The SBA program is currently offering up to $2 million in low-interest federal loans for each small business to help provide working capital, paying fixed debts, payroll, accounts payable and other bills not able to be paid due to the pandemic. The rate is 3.75% for small businesses without available credit elsewhere or eligible. Nonprofits are also eligible with interest rates at 2.75%.

The SBA loans are long term, up to 30 years, and terms are “determined on a case-by-case basis, based upon each borrower’s ability to repay.”

“All of this stuff is very fluid,” Schanzenbach said. “Those are low-interest rate, pretty good loans to help people with the affects.”

Davis said restaurants in the Village are cutting down on capacity and focusing on curb-side pickup, such as Park 101 and Bluewater Grills. However, the CVA has postponed all Farmer’s Markets, which run on Wednesdays, through April 15.

She said the Department of Environmental Health has requested farmers markets to close but added many are staying open because they are a reliable food source. She also questioned if supermarkets are deemed safe, or at least to remain open, perhaps open-air markets should be waived.

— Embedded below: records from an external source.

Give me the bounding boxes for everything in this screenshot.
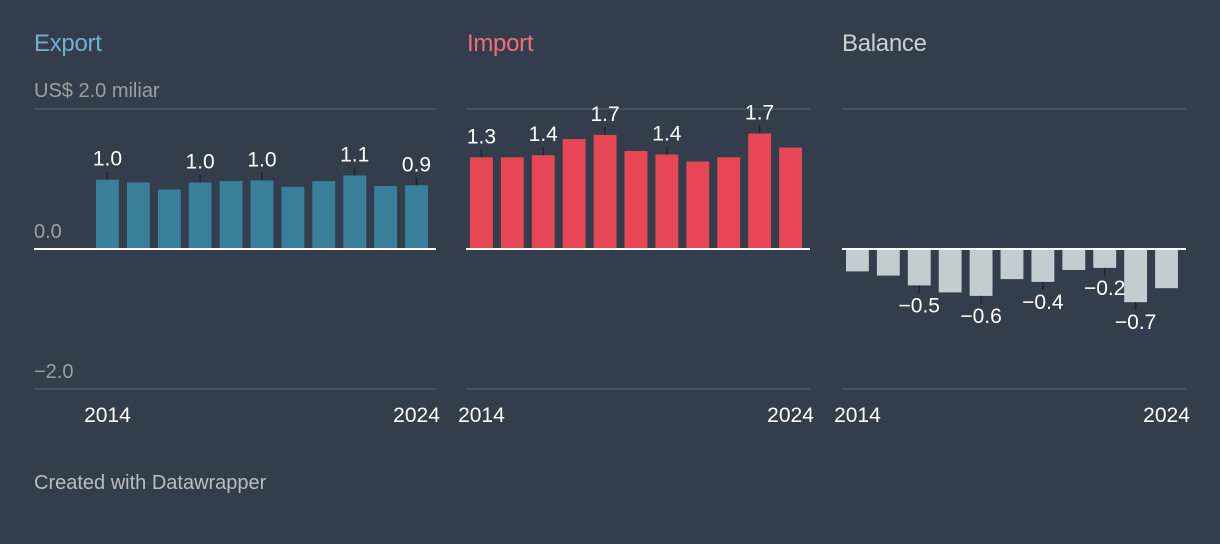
balance-bar-2015 [876,249,900,276]
balance-data-label-6: −0.4 [1022,291,1064,314]
import-data-label-0: 1.3 [467,125,496,148]
balance-data-label-8: −0.2 [1084,277,1125,300]
export-data-label-0: 1.0 [93,148,122,171]
import-bar-2018 [593,134,617,249]
export-bar-2018 [219,181,243,249]
export-data-label-3: 1.0 [186,151,215,174]
import-data-label-4: 1.7 [590,103,619,126]
balance-bar-2021 [1062,249,1086,270]
import-data-label-2: 1.4 [529,123,559,146]
balance-bar-2019 [1000,249,1024,280]
import-data-label-9: 1.7 [745,102,774,125]
balance-data-label-4: −0.6 [960,305,1001,328]
export-bar-2014 [96,179,119,249]
balance-bar-2023 [1124,249,1148,303]
export-bar-2024 [405,185,428,249]
import-bar-2024 [779,147,802,249]
import-title: Import [467,30,534,57]
y-tick-min: −2.0 [34,361,74,383]
balance-bar-2024 [1155,249,1178,289]
balance-bar-2022 [1093,249,1117,268]
balance-bar-2014 [846,249,869,272]
import-bar-2016 [531,155,555,249]
export-bar-2021 [312,181,336,249]
footer-credit: Created with Datawrapper [34,472,267,494]
import-bar-2022 [717,157,741,249]
import-bar-2015 [500,157,524,249]
import-bar-2017 [562,139,586,249]
import-bar-2023 [748,133,772,249]
import-bar-2020 [655,154,679,249]
import-x-tick-first: 2014 [458,404,505,427]
import-x-tick-last: 2024 [767,404,814,427]
export-data-label-8: 1.1 [340,144,369,167]
balance-bar-2017 [938,249,962,293]
balance-title: Balance [842,30,927,57]
import-bar-2014 [470,157,493,249]
balance-data-label-9: −0.7 [1115,311,1156,334]
export-x-tick-last: 2024 [393,404,440,427]
y-tick-zero: 0.0 [34,221,62,243]
export-bar-2020 [281,186,305,249]
import-bar-2021 [686,161,710,249]
balance-x-tick-first: 2014 [834,404,881,427]
export-bar-2022 [343,175,367,249]
export-bar-2017 [188,182,212,249]
export-bar-2016 [157,189,181,249]
export-data-label-5: 1.0 [247,148,276,171]
balance-bar-2016 [907,249,931,286]
import-bar-2019 [624,151,648,249]
balance-bar-2018 [969,249,993,296]
export-x-tick-first: 2014 [84,404,131,427]
balance-bar-2020 [1031,249,1055,282]
export-bar-2015 [126,182,150,249]
y-unit-label: US$ 2.0 miliar [34,80,160,102]
import-data-label-6: 1.4 [652,123,682,146]
export-bar-2019 [250,180,274,249]
export-data-label-10: 0.9 [402,153,431,176]
export-bar-2023 [374,186,398,249]
balance-data-label-2: −0.5 [899,294,940,317]
export-title: Export [34,30,102,57]
balance-x-tick-last: 2024 [1143,404,1190,427]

“There is that balance,” Davis said. “We respect the self-distancing and the health risks, but we would also like to help people by providing a resource.”

Overall, though, she said the small businesses are on edge as more closures from state and federal officials. Davis said for the time being, many of the Village and Barrio businesses are becoming more reliant online as a stop-gap measure.

“Because of the nature of this problem, it’s changing so fast and it’s fluid,” she added. “It makes it very hard to plan and forecast and do basic things like employment schedules. Our businesses are being so creative.”

As for employment, Barry White, public information officer for the California Employment Development Department (EDD) said all eligible people will be issued payments within a “few weeks” after filing a claim.

Furloughed employees do not have to show they are looking for another job, Davis said, noting those workers will eventually return to those jobs after the crisis has subsided.

As for independent contractors and freelancers, White said a self-employed individual will not be eligible for unemployment unless they have been contributing to disability insurance, paid family leave or unemployment insurance. However, filing a benefit claim may lead to an investigation of an employer for misclassification.

“There are some self-employed options that these workers can choose to contribute to in order provide coverage under these programs,” he added. “But if the worker has not done so, we do encourage these workers to apply for DI, PFL, or UI benefits depending on their specific situation. It’s possible that the worker or a previous employer may have contributed on that worker’s behalf over the last 12 to 18 months, or that the individual may have been misclassified as an independent contractor instead of an employee. Filing a benefit claim can lead to an investigation of employment classification and benefits could be paid if the EDD finds the worker to be an employee and otherwise eligible for benefits.”

White added a self-employed individual or an unemployed worker who doesn’t qualify for regular UI benefits could be considered eligible for unemployment benefits if the federal government declares an emergency and makes Disaster Unemployment Assistance benefits available. These benefits are paid for by the federal government if an individual doesn’t qualify for a regular UI claim.